The books "The Elements of Statistical Learning" by Trevor Hastie, and "Advances in Financial Machine Learning" by Lopez De Prado are highly recommended books for ML. They both deal with machine learning algorithms, and the statistics involved in ML algorithms. De Prado's book deals with ML for finance while Trevor Hastie's book seems to be generic. However, if ML for finance is concerned, which book is preferred and what are other differences between these books if any?

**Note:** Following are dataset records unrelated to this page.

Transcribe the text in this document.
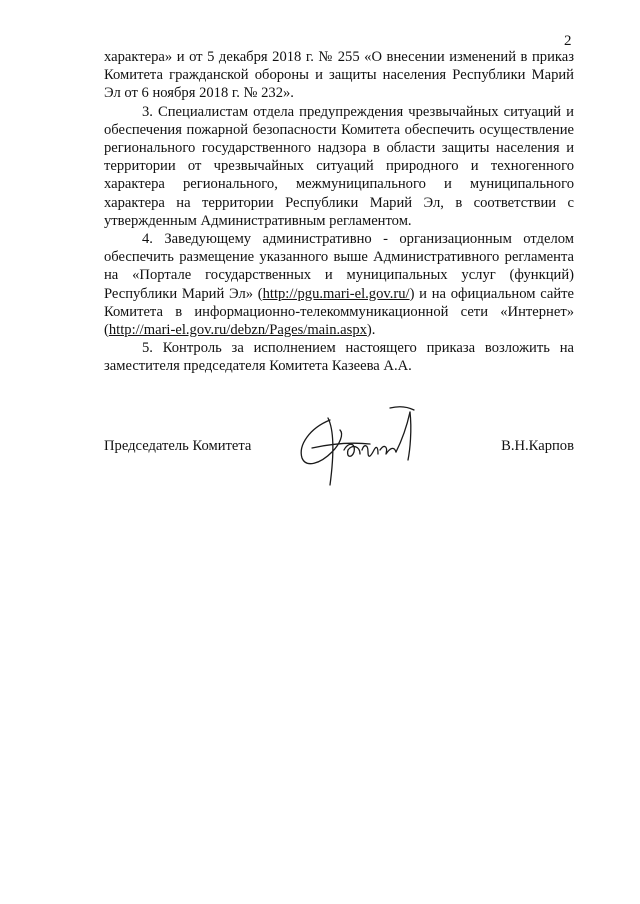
2

характера» и от 5 декабря 2018 г. № 255 «О внесении изменений в приказ Комитета гражданской обороны и защиты населения Республики Марий Эл от 6 ноября 2018 г. № 232».

3. Специалистам отдела предупреждения чрезвычайных ситуаций и обеспечения пожарной безопасности Комитета обеспечить осуществление регионального государственного надзора в области защиты населения и территории от чрезвычайных ситуаций природного и техногенного характера регионального, межмуниципального и муниципального характера на территории Республики Марий Эл, в соответствии с утвержденным Административным регламентом.

4. Заведующему административно - организационным отделом обеспечить размещение указанного выше Административного регламента на «Портале государственных и муниципальных услуг (функций) Республики Марий Эл» (http://pgu.mari-el.gov.ru/) и на официальном сайте Комитета в информационно-телекоммуникационной сети «Интернет» (http://mari-el.gov.ru/debzn/Pages/main.aspx).

5. Контроль за исполнением настоящего приказа возложить на заместителя председателя Комитета Казеева А.А.

Председатель Комитета	В.Н.Карпов
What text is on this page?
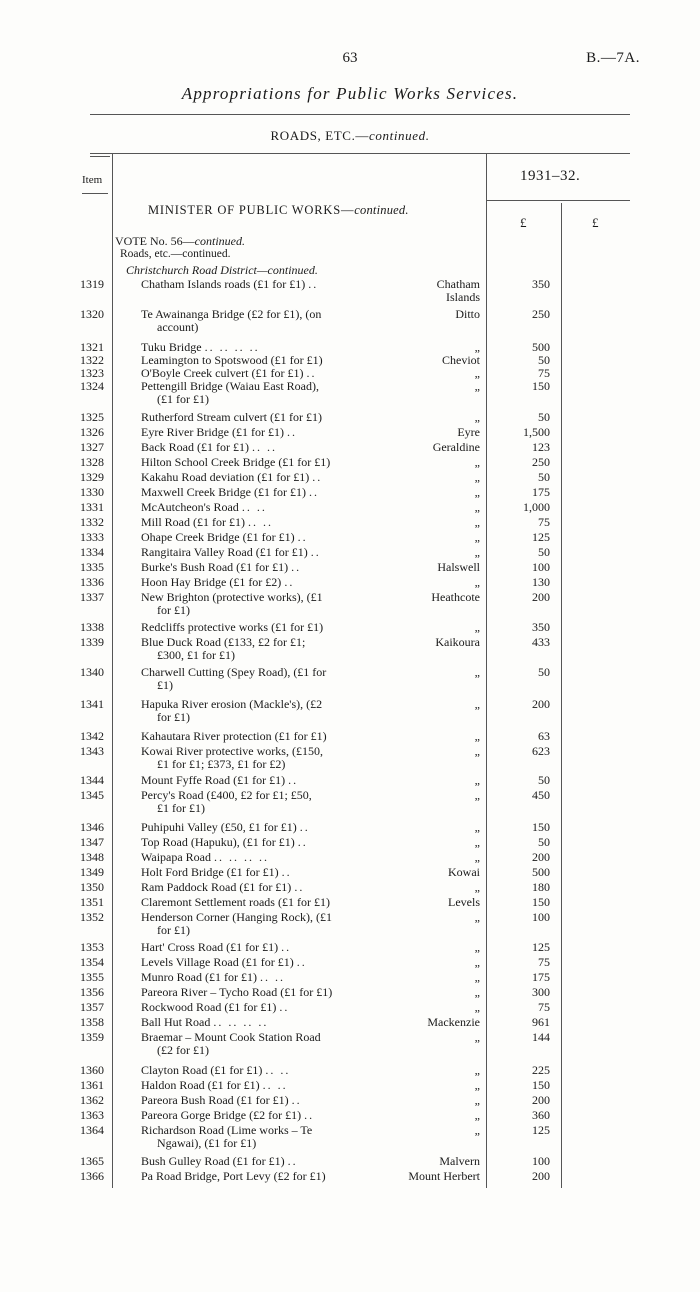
63	B.—7A.
Appropriations for Public Works Services.
ROADS, ETC.—continued.
Item	1931–32.
£	£
MINISTER OF PUBLIC WORKS—continued.
VOTE No. 56—continued.
Roads, etc.—continued.
Christchurch Road District—continued.
1319	Chatham Islands roads (£1 for £1) ..	Chatham
Islands
350
1320	Te Awainanga Bridge (£2 for £1), (on
account)
Ditto	250
1321	Tuku Bridge .. .. .. ..	„	500
1322	Leamington to Spotswood (£1 for £1)	Cheviot	50
1323	O'Boyle Creek culvert (£1 for £1) ..	„	75
1324	Pettengill Bridge (Waiau East Road),
(£1 for £1)
„	150
1325	Rutherford Stream culvert (£1 for £1)	„	50
1326	Eyre River Bridge (£1 for £1) ..	Eyre	1,500
1327	Back Road (£1 for £1) .. ..	Geraldine	123
1328	Hilton School Creek Bridge (£1 for £1)	„	250
1329	Kakahu Road deviation (£1 for £1) ..	„	50
1330	Maxwell Creek Bridge (£1 for £1) ..	„	175
1331	McAutcheon's Road .. ..	„	1,000
1332	Mill Road (£1 for £1) .. ..	„	75
1333	Ohape Creek Bridge (£1 for £1) ..	„	125
1334	Rangitaira Valley Road (£1 for £1) ..	„	50
1335	Burke's Bush Road (£1 for £1) ..	Halswell	100
1336	Hoon Hay Bridge (£1 for £2) ..	„	130
1337	New Brighton (protective works), (£1
for £1)
Heathcote	200
1338	Redcliffs protective works (£1 for £1)	„	350
1339	Blue Duck Road (£133, £2 for £1;
£300, £1 for £1)
Kaikoura	433
1340	Charwell Cutting (Spey Road), (£1 for
£1)
„	50
1341	Hapuka River erosion (Mackle's), (£2
for £1)
„	200
1342	Kahautara River protection (£1 for £1)	„	63
1343	Kowai River protective works, (£150,
£1 for £1; £373, £1 for £2)
„	623
1344	Mount Fyffe Road (£1 for £1) ..	„	50
1345	Percy's Road (£400, £2 for £1; £50,
£1 for £1)
„	450
1346	Puhipuhi Valley (£50, £1 for £1) ..	„	150
1347	Top Road (Hapuku), (£1 for £1) ..	„	50
1348	Waipapa Road .. .. .. ..	„	200
1349	Holt Ford Bridge (£1 for £1) ..	Kowai	500
1350	Ram Paddock Road (£1 for £1) ..	„	180
1351	Claremont Settlement roads (£1 for £1)	Levels	150
1352	Henderson Corner (Hanging Rock), (£1
for £1)
„	100
1353	Hart' Cross Road (£1 for £1) ..	„	125
1354	Levels Village Road (£1 for £1) ..	„	75
1355	Munro Road (£1 for £1) .. ..	„	175
1356	Pareora River – Tycho Road (£1 for £1)	„	300
1357	Rockwood Road (£1 for £1) ..	„	75
1358	Ball Hut Road .. .. .. ..	Mackenzie	961
1359	Braemar – Mount Cook Station Road
(£2 for £1)
„	144
1360	Clayton Road (£1 for £1) .. ..	„	225
1361	Haldon Road (£1 for £1) .. ..	„	150
1362	Pareora Bush Road (£1 for £1) ..	„	200
1363	Pareora Gorge Bridge (£2 for £1) ..	„	360
1364	Richardson Road (Lime works – Te
Ngawai), (£1 for £1)
„	125
1365	Bush Gulley Road (£1 for £1) ..	Malvern	100
1366	Pa Road Bridge, Port Levy (£2 for £1)	Mount Herbert	200
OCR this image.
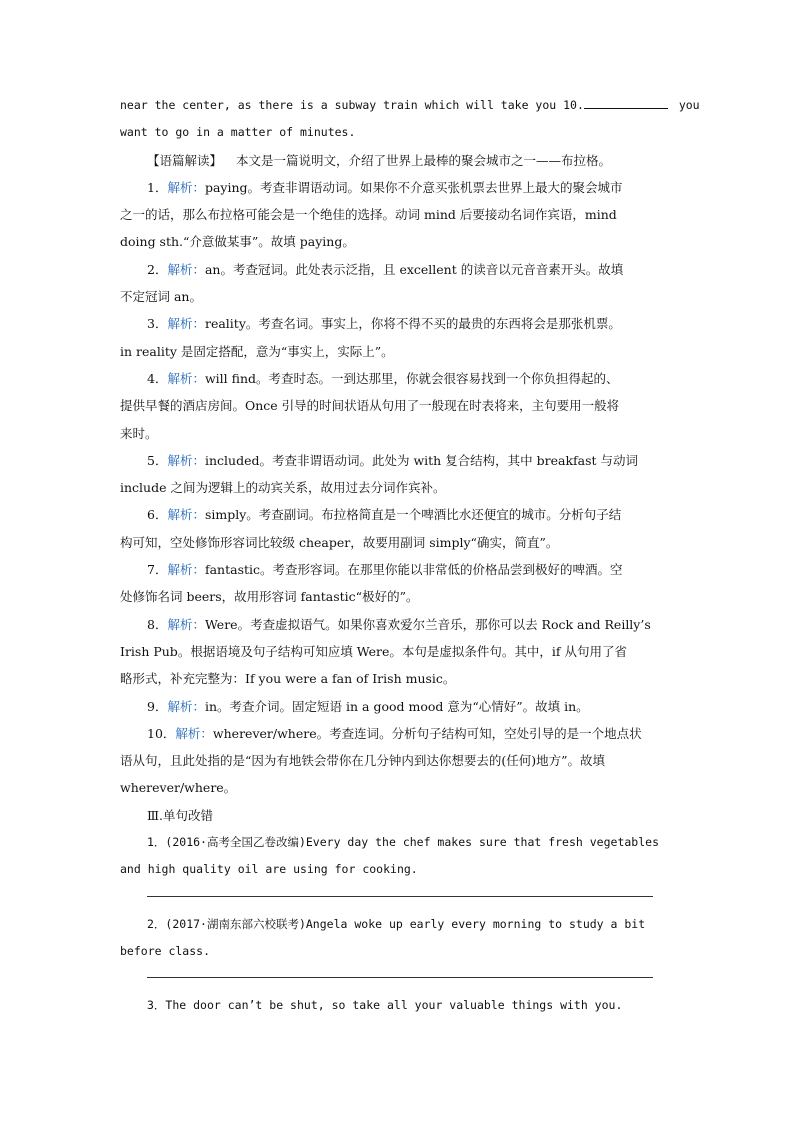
near the center, as there is a subway train which will take you 10.	you
want to go in a matter of minutes.
【语篇解读】 本文是一篇说明文，介绍了世界上最棒的聚会城市之一——布拉格。
1．解析：paying。考查非谓语动词。如果你不介意买张机票去世界上最大的聚会城市
之一的话，那么布拉格可能会是一个绝佳的选择。动词 mind 后要接动名词作宾语，mind
doing sth.“介意做某事”。故填 paying。
2．解析：an。考查冠词。此处表示泛指，且 excellent 的读音以元音音素开头。故填
不定冠词 an。
3．解析：reality。考查名词。事实上，你将不得不买的最贵的东西将会是那张机票。
in reality 是固定搭配，意为“事实上，实际上”。
4．解析：will find。考查时态。一到达那里，你就会很容易找到一个你负担得起的、
提供早餐的酒店房间。Once 引导的时间状语从句用了一般现在时表将来，主句要用一般将
来时。
5．解析：included。考查非谓语动词。此处为 with 复合结构，其中 breakfast 与动词
include 之间为逻辑上的动宾关系，故用过去分词作宾补。
6．解析：simply。考查副词。布拉格简直是一个啤酒比水还便宜的城市。分析句子结
构可知，空处修饰形容词比较级 cheaper，故要用副词 simply“确实，简直”。
7．解析：fantastic。考查形容词。在那里你能以非常低的价格品尝到极好的啤酒。空
处修饰名词 beers，故用形容词 fantastic“极好的”。
8．解析：Were。考查虚拟语气。如果你喜欢爱尔兰音乐，那你可以去 Rock and Reilly’s
Irish Pub。根据语境及句子结构可知应填 Were。本句是虚拟条件句。其中，if 从句用了省
略形式，补充完整为：If you were a fan of Irish music。
9．解析：in。考查介词。固定短语 in a good mood 意为“心情好”。故填 in。
10．解析：wherever/where。考查连词。分析句子结构可知，空处引导的是一个地点状
语从句，且此处指的是“因为有地铁会带你在几分钟内到达你想要去的(任何)地方”。故填
wherever/where。
Ⅲ.单句改错
1．(2016·高考全国乙卷改编)Every day the chef makes sure that fresh vegetables
and high quality oil are using for cooking.
2．(2017·湖南东部六校联考)Angela woke up early every morning to study a bit
before class.
3．The door can’t be shut, so take all your valuable things with you.
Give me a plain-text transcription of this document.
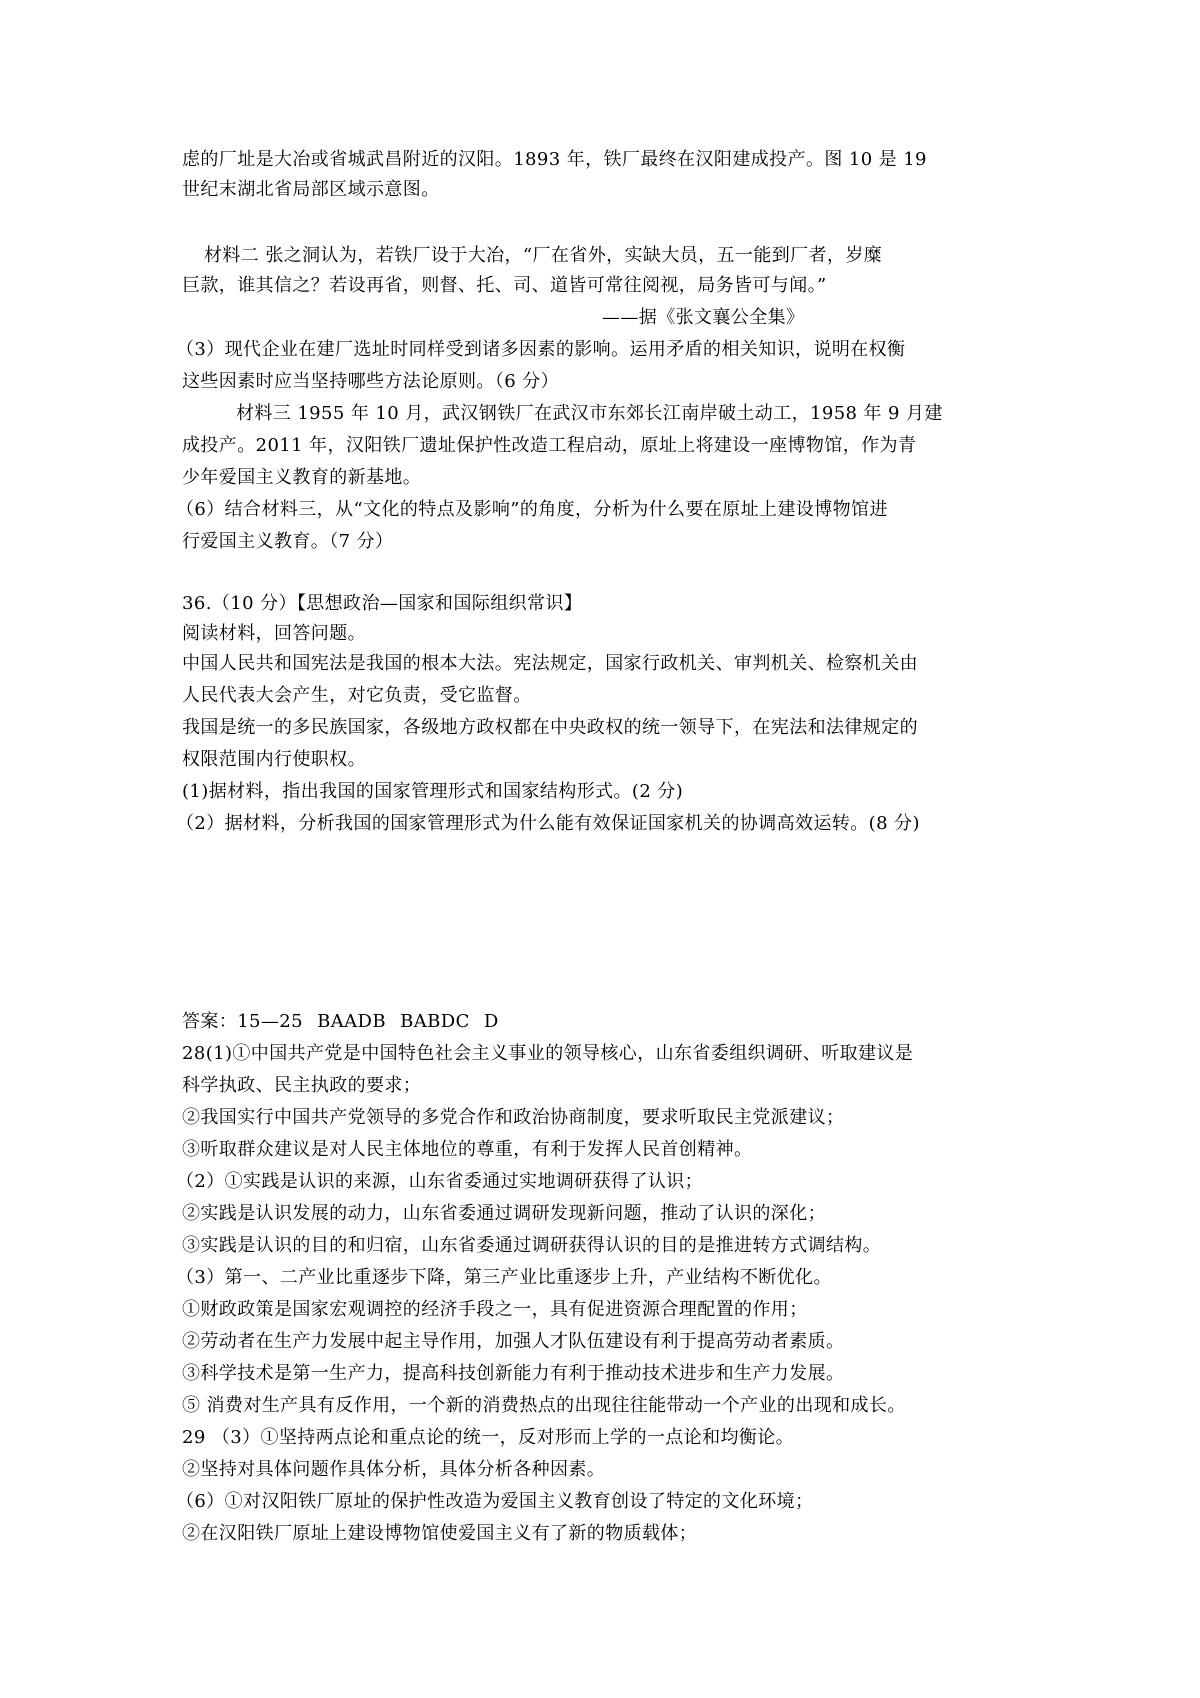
虑的厂址是大冶或省城武昌附近的汉阳。1893 年，铁厂最终在汉阳建成投产。图 10 是 19
世纪末湖北省局部区域示意图。
材料二 张之洞认为，若铁厂设于大冶，“厂在省外，实缺大员，五一能到厂者，岁糜
巨款，谁其信之？若设再省，则督、托、司、道皆可常往阅视，局务皆可与闻。”
——据《张文襄公全集》
（3）现代企业在建厂选址时同样受到诸多因素的影响。运用矛盾的相关知识，说明在权衡
这些因素时应当坚持哪些方法论原则。（6 分）
材料三 1955 年 10 月，武汉钢铁厂在武汉市东郊长江南岸破土动工，1958 年 9 月建
成投产。2011 年，汉阳铁厂遗址保护性改造工程启动，原址上将建设一座博物馆，作为青
少年爱国主义教育的新基地。
（6）结合材料三，从“文化的特点及影响”的角度，分析为什么要在原址上建设博物馆进
行爱国主义教育。（7 分）
36.（10 分）【思想政治—国家和国际组织常识】
阅读材料，回答问题。
中国人民共和国宪法是我国的根本大法。宪法规定，国家行政机关、审判机关、检察机关由
人民代表大会产生，对它负责，受它监督。
我国是统一的多民族国家，各级地方政权都在中央政权的统一领导下，在宪法和法律规定的
权限范围内行使职权。
(1)据材料，指出我国的国家管理形式和国家结构形式。(2 分)
（2）据材料，分析我国的国家管理形式为什么能有效保证国家机关的协调高效运转。(8 分)
答案：15—25 BAADB BABDC D
28(1)①中国共产党是中国特色社会主义事业的领导核心，山东省委组织调研、听取建议是
科学执政、民主执政的要求；
②我国实行中国共产党领导的多党合作和政治协商制度，要求听取民主党派建议；
③听取群众建议是对人民主体地位的尊重，有利于发挥人民首创精神。
（2）①实践是认识的来源，山东省委通过实地调研获得了认识；
②实践是认识发展的动力，山东省委通过调研发现新问题，推动了认识的深化；
③实践是认识的目的和归宿，山东省委通过调研获得认识的目的是推进转方式调结构。
（3）第一、二产业比重逐步下降，第三产业比重逐步上升，产业结构不断优化。
①财政政策是国家宏观调控的经济手段之一，具有促进资源合理配置的作用；
②劳动者在生产力发展中起主导作用，加强人才队伍建设有利于提高劳动者素质。
③科学技术是第一生产力，提高科技创新能力有利于推动技术进步和生产力发展。
⑤ 消费对生产具有反作用，一个新的消费热点的出现往往能带动一个产业的出现和成长。
29 （3）①坚持两点论和重点论的统一，反对形而上学的一点论和均衡论。
②坚持对具体问题作具体分析，具体分析各种因素。
（6）①对汉阳铁厂原址的保护性改造为爱国主义教育创设了特定的文化环境；
②在汉阳铁厂原址上建设博物馆使爱国主义有了新的物质载体；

As mentioned in your question, that "if ML for finance" is concerned, then I think De Prado's book should be preferred, since his book puts more emphasis on how to apply data science techniques to actual problems in finance. However, even with "Machine Learning" in the title, the book actually deals more with data analytics rather than concrete machine learning algorithms, so you might want to take that into consideration. Nonetheless, the book still outlines the basics of a prediction task: it tells you how to correctly define a prediction label, shows you some features to build a model, and how to use your prediction signals to trading. So at least you get a general framework of the process.
ESL covers a broad variety of topics and some of them are not practical in the financial domain. I would suggest you use it as a reference book when stuck with certain specific algorithms. If you are just starting to learn machine learning, then there's a simple version of ESL called An Introduction to ESL which you could quickly finish and move on to AFML. If you are already familiar with ML, just directly read Prado's book.